They finished supper. Zhmuhin got up from the table and for a long while walked up and down the room, talking and talking. . . . He was fond of talking of something important or serious and was fond of meditating, and in his old age he had a longing to reach some haven, to be reassured, that he might not be so frightened of dying. He had a longing for meekness, spiritual calm, and confidence in himself, such as this guest of theirs had, who had satisfied his hunger on cucumbers and bread, and believed that doing so made him more perfect; he was sitting on a chest, plump and healthy, keeping silent and patiently enduring his boredom, and in the dusk when one glanced at him from the entry he looked like a big round stone which one could not move from its place. If a man has something to lay hold of in life he is all right.
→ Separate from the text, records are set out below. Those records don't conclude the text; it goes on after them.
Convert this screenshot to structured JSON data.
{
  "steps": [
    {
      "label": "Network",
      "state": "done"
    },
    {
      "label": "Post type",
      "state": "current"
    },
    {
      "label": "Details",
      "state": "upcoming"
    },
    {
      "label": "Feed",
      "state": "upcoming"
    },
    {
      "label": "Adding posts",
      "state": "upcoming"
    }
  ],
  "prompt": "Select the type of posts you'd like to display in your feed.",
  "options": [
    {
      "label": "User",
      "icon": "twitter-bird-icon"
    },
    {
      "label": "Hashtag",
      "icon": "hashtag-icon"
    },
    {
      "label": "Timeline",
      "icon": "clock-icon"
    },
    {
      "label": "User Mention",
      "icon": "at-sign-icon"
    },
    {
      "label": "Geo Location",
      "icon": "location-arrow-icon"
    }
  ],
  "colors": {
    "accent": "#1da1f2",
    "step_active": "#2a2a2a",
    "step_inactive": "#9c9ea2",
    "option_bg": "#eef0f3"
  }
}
Zhmuhin went through the entry to the porch, and then he could be heard sighing and saying reflectively to himself: "Yes. . . . To be sure. . . . By now it was dark, and here and there stars could be seen in the sky. They had not yet lighted up indoors. Someone came into the parlour as noiselessly as a shadow and stood still near the door. It was Lyubov Osipovna, Zhmuhin's wife.
"Are you from the town?" she asked timidly, not looking at her visitor.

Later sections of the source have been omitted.